Monday, May 5, 2008

A few random notes

I earned a quick escape to the cafe this morning after heaving my toddler and Schauzer round Wandsworth Park for an hour. The FT.

Relevant to the "middle class is suffering" bit: here is something on the German middle class. It is defined objectively (rather than the opinion polling asking "who do you think you are") as 70-150% of median income, and it is projected to shrink - the so-called 'hollowing out".

Larry Summers' view on globalisation and its victims struck me as correct in the liberal line; not standing in the way of forces that ultimately benefit the world, but recognising how they produce winners and losers (I tend to distinguish Tories from Liberals in how the former are more disingenuous in seeing the rich/winners in general as having deserved it, the latter with the more nuanced views that see the injustices and path dependencies).

I liked this in particular:

There has been a race to the bottom in the taxation of corporate income as nations lower their rates to entice business to issue more debt and invest in their jurisdictions. Closely related is the problem of tax havens that seek to lure wealthy citizens with promises that they can avoid paying taxes altogether on large parts of their fortunes. It might be inevitable that globalisation leads to some increases in inequality; it is not necessary that it also compromise the possibility of progressive taxation.

Labour's very immobility in relation to capital requires differential treatment.

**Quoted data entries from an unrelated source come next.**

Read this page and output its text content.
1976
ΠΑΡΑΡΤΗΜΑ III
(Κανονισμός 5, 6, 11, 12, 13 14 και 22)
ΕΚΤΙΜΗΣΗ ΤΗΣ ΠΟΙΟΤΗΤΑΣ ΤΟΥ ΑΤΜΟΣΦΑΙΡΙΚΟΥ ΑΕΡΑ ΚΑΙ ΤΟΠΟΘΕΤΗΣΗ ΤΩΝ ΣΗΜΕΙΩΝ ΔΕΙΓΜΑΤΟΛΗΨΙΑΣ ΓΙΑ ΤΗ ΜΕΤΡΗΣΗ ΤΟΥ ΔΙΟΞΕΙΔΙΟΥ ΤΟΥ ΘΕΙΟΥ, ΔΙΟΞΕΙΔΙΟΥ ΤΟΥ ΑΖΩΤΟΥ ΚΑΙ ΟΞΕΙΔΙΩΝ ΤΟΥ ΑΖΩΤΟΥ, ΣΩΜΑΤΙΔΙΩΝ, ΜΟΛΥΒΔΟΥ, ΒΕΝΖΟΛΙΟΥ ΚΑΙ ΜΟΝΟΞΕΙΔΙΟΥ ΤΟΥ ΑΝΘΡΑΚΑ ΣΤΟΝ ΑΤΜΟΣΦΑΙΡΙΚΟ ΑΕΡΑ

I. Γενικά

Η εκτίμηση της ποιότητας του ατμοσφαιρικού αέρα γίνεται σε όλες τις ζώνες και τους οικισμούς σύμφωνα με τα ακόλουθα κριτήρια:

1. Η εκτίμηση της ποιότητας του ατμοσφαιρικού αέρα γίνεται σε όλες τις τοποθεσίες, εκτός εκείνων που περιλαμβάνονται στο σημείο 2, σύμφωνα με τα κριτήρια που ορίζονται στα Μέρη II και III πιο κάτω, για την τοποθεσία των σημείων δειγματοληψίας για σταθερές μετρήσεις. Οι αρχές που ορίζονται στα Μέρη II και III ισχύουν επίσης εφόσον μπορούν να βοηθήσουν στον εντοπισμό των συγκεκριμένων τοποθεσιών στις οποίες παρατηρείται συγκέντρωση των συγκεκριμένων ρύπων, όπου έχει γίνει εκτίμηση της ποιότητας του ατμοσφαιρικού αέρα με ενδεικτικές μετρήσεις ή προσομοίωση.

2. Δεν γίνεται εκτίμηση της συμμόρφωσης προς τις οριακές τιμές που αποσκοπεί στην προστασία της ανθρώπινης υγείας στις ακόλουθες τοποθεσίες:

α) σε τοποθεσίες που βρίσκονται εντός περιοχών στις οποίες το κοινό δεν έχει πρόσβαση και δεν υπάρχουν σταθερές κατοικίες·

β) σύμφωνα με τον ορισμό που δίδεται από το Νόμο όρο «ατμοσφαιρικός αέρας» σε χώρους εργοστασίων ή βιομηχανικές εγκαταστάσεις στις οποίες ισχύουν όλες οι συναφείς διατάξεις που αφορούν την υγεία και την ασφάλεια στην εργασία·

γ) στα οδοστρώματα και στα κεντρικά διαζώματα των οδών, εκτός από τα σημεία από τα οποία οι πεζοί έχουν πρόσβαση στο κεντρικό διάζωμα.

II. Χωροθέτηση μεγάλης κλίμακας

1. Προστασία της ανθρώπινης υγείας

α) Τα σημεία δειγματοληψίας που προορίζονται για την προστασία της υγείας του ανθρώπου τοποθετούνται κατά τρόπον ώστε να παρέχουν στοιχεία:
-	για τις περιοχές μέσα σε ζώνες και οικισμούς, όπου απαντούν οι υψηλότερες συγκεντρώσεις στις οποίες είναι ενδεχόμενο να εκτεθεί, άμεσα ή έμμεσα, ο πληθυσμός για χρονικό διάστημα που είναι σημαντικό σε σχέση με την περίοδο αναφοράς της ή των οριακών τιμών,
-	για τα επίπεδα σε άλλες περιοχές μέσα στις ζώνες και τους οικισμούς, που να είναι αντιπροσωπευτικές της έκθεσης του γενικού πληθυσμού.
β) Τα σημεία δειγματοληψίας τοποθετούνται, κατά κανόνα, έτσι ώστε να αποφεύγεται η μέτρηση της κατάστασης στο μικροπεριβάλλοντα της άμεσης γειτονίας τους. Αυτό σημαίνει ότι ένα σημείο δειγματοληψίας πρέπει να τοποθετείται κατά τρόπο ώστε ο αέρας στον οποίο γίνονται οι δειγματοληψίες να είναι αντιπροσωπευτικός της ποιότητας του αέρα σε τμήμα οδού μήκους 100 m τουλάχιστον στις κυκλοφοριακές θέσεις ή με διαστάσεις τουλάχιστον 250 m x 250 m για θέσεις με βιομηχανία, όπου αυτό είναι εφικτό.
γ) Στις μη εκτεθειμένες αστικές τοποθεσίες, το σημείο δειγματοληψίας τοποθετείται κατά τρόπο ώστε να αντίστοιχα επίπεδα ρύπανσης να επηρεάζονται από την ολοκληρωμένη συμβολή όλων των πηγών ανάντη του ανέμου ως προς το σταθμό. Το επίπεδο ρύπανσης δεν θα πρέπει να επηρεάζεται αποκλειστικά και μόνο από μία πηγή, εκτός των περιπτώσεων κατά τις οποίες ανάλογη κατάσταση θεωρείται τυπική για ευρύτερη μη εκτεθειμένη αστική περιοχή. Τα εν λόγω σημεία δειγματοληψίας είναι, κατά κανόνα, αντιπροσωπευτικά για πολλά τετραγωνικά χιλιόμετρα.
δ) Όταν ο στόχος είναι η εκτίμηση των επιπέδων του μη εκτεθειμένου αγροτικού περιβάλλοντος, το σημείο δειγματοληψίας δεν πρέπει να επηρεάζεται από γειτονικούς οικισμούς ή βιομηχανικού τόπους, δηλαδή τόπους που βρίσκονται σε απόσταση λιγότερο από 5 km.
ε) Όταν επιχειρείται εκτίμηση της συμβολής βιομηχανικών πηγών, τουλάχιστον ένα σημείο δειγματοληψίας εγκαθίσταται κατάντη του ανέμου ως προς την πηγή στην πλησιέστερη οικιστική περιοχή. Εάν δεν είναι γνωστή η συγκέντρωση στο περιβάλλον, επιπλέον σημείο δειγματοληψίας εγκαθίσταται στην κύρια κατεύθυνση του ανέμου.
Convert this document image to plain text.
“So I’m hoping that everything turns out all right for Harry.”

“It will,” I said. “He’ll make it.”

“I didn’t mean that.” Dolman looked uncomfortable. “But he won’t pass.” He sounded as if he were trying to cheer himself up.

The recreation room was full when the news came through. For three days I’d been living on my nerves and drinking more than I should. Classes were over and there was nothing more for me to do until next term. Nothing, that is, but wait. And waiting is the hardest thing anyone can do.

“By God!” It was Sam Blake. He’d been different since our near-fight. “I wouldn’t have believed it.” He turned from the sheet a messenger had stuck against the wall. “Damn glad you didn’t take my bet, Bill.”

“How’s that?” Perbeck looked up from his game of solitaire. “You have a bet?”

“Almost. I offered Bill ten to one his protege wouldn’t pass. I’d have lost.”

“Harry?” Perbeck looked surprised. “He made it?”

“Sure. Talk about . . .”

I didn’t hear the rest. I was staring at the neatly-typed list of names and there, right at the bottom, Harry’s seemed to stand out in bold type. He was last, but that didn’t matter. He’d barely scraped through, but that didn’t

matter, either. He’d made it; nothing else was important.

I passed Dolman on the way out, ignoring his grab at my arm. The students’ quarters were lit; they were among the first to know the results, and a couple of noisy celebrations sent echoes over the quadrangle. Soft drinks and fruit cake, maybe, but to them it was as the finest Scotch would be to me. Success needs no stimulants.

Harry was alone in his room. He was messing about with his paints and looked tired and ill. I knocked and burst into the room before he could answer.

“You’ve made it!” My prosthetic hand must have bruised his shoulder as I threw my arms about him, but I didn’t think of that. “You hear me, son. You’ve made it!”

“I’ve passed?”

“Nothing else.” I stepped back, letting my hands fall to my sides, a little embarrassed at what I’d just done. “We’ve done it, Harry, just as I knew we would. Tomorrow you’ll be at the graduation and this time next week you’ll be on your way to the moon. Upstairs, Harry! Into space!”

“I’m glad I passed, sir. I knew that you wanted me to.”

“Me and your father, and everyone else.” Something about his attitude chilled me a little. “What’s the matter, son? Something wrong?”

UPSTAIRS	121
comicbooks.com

I also enjoyed Paul Collier's contribution to Martin Wolf's thread on food prices. Collier is very hard-headed in the Bottom Billion, and here blames an addiction to small peasant farming amongst aid-givers as part of the problem (if I remember rightly). I can recall from Global History how massive plantations were not an effective way of ensuring that prosperity reached throughout an economy and enabled the wider demand and investment that leads to sustainable development. But perhaps those writers were not analysing a period of scarcity.